Reversible Data Hiding Based on Multiple Pairwise PEE and Two-Layer Embedding

Recent reversible data hiding (RDH) work tends to realize adaptive embedding by discriminately modifying pixels according to image content. However, further optimization and computational complexity remain great challenges. By presenting a better incorporation of pixel value ordering (PVO) prediction and pairwise prediction-error expansion (PEE) technologies, this paper proposes a new RDH scheme. The largest/smallest three pixels of each block are utilized to generate error-pairs. To achieve optimization of the distribution of error pairs, two-layer embedding is introduced such that full-enclosed pixels of each block can be used to determine how to optimally define the spatial location of pixels within block.
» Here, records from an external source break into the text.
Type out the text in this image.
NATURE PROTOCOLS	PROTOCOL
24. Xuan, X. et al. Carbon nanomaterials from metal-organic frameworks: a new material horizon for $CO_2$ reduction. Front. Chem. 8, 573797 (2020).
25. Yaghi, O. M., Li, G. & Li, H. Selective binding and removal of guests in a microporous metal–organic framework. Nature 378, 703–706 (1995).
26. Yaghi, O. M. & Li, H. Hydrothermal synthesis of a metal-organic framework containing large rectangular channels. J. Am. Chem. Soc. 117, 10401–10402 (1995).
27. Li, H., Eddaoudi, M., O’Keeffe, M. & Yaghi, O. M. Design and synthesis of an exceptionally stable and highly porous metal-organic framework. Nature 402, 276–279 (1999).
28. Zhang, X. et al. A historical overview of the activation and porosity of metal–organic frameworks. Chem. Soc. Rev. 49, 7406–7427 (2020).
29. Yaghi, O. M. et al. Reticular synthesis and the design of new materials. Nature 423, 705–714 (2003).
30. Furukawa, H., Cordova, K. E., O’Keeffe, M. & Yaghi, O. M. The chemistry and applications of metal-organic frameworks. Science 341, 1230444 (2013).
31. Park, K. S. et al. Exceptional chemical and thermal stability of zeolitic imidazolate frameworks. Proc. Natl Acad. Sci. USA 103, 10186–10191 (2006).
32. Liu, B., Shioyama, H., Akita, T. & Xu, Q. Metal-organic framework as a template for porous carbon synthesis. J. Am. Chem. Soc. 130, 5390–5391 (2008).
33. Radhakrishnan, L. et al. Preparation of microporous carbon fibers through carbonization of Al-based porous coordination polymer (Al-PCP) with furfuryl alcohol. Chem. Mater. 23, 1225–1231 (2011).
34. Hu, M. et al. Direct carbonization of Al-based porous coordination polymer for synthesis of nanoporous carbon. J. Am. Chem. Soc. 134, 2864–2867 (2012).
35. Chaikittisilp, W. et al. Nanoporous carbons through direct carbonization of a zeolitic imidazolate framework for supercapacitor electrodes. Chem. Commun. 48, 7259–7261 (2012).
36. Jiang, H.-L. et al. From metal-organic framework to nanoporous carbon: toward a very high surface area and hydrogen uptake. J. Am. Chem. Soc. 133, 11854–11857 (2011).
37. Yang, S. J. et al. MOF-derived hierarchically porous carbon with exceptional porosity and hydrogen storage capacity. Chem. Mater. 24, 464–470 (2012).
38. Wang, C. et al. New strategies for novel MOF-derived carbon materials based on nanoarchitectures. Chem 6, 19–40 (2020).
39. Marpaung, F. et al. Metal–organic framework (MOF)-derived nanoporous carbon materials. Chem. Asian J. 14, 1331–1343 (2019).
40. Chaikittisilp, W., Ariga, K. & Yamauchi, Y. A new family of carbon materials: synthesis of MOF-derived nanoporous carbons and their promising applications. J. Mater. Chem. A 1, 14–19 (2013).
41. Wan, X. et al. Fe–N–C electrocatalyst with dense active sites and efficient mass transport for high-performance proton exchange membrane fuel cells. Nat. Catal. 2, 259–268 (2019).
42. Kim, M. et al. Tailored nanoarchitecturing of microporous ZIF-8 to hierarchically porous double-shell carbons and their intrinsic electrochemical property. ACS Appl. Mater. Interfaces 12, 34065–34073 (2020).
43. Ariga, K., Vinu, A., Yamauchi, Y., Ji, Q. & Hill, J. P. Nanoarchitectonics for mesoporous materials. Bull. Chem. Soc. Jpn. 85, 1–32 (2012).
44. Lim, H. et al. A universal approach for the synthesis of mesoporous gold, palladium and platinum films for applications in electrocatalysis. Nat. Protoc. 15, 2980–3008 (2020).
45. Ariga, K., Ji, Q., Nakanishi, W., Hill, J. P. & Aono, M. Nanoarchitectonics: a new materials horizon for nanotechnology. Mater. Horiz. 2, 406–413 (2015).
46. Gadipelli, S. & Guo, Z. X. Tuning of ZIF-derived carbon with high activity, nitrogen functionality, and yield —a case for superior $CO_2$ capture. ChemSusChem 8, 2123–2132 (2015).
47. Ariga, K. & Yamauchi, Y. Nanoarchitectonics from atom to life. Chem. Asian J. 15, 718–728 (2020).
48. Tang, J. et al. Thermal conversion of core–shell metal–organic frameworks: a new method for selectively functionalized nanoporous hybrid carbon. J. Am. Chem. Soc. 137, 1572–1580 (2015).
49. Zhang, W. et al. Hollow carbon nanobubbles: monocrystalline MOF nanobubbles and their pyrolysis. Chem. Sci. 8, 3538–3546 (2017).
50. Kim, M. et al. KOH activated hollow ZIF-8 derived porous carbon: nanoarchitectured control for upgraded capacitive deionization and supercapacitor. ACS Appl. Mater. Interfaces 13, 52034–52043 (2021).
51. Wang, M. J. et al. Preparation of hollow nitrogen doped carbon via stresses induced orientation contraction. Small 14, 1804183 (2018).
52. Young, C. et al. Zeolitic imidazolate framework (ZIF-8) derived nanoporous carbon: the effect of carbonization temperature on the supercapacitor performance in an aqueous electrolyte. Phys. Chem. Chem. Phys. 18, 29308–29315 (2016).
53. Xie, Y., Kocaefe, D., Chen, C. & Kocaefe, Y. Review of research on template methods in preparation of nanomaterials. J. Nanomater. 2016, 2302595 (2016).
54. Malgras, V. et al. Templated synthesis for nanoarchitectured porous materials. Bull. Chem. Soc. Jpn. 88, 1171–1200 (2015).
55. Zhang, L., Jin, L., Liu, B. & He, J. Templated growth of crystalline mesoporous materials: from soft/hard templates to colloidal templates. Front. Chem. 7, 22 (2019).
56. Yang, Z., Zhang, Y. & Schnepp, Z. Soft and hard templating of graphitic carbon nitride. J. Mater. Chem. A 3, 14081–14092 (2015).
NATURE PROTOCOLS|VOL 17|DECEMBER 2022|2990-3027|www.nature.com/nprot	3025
Then, to modify error pairs with less distortion introduced, the shifted pairing error is involved in the separable utilization of the other one; i.e., it serves as the context for recalculating the other one. Since the recalculation is equivalent to expansion bins selection, various extensions of original pairwise PEE are designed, parameterized, and combined into the so-called multiple pairwise PEE, with which the 2D histogram can be divided into a set of sub-ones for more accurate modification. The experimental results verify the superiority of the proposed scheme over several PVO-based schemes. On the Kodak image database, the average PSNR gains over original PVO-based pairwise PEE are 0.83 and 0.99 dB for capacities of 10,000 and 20,000 bits, respectively.